Well I'm really just saying that I think some effort should be made to come up with a playable rule that also makes shooting into a crowd of your friends something non-trivial. Your assuming, AFAICT, that a rule that covers this situation would necessarily be unfun/unplayable.
 

GoodKingJayIII said:
4e is basically an action movie. When did Legolas ever shoot Aragorn in the rump?

When did Legolas do or accomplish *anything* except that which the author intended? Some of this comes down to some uncertaintly on my part about to what extent "gamist" just means telling the players a story. Legolas never fell into a pit and took damage either unless the pit were specifically part of the scenario. This would mean, at first glance, that all pit rules should be changed so that there are "plot pits" and all other pits are automatically avoided.

GoodKingJayIII said:
It's not stupid; it's stylistic. DnD does not mimic reality in any many appreciable fashion, nor does it attempt to. A rule has been change to better suit the genre's style. That does not remove risk or challenge from the game.

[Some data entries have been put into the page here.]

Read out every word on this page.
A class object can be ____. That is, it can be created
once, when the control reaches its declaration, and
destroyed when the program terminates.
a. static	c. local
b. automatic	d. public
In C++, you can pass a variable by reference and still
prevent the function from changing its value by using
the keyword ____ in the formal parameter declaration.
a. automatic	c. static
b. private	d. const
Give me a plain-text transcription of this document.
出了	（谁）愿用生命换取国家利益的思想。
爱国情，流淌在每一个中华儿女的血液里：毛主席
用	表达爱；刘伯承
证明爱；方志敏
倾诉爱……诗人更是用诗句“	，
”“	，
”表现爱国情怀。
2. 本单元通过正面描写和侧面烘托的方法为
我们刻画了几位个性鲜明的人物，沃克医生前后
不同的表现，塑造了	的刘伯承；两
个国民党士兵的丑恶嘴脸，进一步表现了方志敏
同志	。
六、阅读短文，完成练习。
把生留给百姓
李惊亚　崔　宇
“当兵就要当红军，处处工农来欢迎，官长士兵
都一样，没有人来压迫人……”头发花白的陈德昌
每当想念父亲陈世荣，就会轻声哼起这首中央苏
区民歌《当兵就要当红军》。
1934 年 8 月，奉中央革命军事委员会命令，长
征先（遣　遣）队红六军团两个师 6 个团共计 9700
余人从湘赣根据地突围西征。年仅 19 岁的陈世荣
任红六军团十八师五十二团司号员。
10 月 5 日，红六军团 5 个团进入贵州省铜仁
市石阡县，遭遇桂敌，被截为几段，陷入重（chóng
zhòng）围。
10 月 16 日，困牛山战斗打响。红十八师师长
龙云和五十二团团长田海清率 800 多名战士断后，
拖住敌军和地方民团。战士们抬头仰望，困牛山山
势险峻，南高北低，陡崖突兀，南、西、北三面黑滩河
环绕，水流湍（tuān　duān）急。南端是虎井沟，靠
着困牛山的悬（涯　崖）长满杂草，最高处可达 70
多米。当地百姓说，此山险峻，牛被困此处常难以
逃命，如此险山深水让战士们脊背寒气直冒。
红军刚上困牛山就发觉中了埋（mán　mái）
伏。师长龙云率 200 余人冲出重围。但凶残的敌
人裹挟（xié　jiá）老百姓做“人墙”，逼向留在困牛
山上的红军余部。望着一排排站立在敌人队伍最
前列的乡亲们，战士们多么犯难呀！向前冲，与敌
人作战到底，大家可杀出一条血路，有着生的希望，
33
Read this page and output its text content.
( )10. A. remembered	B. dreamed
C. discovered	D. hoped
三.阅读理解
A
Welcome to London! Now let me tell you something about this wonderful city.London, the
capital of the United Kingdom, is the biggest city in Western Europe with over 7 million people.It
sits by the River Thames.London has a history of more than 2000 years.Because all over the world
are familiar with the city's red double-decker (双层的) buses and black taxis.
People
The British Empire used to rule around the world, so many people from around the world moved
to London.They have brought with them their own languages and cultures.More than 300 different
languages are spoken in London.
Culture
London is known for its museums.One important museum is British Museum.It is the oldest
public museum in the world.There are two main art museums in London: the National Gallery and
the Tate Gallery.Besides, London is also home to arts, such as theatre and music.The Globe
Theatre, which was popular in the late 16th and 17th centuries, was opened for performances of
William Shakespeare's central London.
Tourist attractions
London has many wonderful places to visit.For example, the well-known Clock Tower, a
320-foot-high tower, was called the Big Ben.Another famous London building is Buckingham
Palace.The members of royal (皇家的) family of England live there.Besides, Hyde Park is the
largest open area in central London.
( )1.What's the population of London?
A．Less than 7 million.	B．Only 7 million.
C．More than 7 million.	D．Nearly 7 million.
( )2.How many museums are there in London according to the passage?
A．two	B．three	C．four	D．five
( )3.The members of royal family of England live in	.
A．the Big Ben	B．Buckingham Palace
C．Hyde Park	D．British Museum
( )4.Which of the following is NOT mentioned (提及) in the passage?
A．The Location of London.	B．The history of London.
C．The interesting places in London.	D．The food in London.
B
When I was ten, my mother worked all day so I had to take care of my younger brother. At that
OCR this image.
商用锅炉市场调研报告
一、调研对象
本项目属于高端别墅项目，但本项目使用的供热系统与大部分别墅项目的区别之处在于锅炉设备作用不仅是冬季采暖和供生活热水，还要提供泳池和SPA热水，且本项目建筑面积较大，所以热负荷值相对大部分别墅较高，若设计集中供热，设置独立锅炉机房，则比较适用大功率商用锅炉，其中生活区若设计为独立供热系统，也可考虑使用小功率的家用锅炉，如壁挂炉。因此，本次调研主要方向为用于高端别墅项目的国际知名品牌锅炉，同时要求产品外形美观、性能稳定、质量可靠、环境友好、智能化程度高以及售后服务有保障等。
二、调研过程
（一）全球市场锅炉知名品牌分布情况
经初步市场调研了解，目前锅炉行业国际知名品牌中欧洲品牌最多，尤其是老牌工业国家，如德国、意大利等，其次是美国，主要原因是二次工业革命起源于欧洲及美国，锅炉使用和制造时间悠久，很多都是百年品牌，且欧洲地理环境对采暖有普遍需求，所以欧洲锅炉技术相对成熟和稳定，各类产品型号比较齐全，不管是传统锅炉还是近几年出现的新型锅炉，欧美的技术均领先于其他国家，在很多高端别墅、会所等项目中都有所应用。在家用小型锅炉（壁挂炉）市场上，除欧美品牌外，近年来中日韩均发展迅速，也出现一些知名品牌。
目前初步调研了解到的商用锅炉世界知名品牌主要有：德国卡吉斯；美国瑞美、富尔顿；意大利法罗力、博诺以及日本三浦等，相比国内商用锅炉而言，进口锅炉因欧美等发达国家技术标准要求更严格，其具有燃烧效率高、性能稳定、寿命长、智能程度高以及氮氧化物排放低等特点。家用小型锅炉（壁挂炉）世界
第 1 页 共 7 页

I think it depends on what you mean by "DnD" (this somewhat hypothetical gamist 4E version, or every other prior version) and to what extent you want to mimic reality. As I said in a previous post, my character (at least in all prior editions of DnD before this "gamist" business came up) does not walk into a room, move around the objects in the room, leave, and come back and find all the objects restored to their original location simply because the DM doesn't feel like doing the leg-work and recordkeeping necessary to simulate a realistic environment.

The problem with the movie analogy used to justify the "gamist" playing style is that IMO the role that the character plays in the movie has virtually nothing to do with the role that the player plays in the game. And the role of the player vs. that of the audience is also substantially different. Players are going to interact with objects, and have a certain expectation for versimiltude.
 

Hmmm. But again, to me it removes a LOT of fun too.

I have already given egs above (that none have covered... get it covered). Ok I am out. ;)
 

In 3.5e we had rules for a while that if you missed the enemy by only a small margin while shooting into combat you might hit your ally (roll a new attack roll on your ally, etc). This was fine the first time it came around. However the rule got problematic when I critted with a composite longbow with a high pull...
I find that almost nothing creates party dissention (in game and more importantly out of game) like one player accidently killing another's character...

I for one am grateful that these rules are not present and that there is no longer a need for precise shot. No, it's not very realistic, but in my opinion way more fun to play...
 

Hmmm. To reiterate. My problem is not with Prescise Shot...it is entirely with the new cover rules.

Imposing a -5 attack for shooting into melee made no sense anyway, as I stated several posts ago.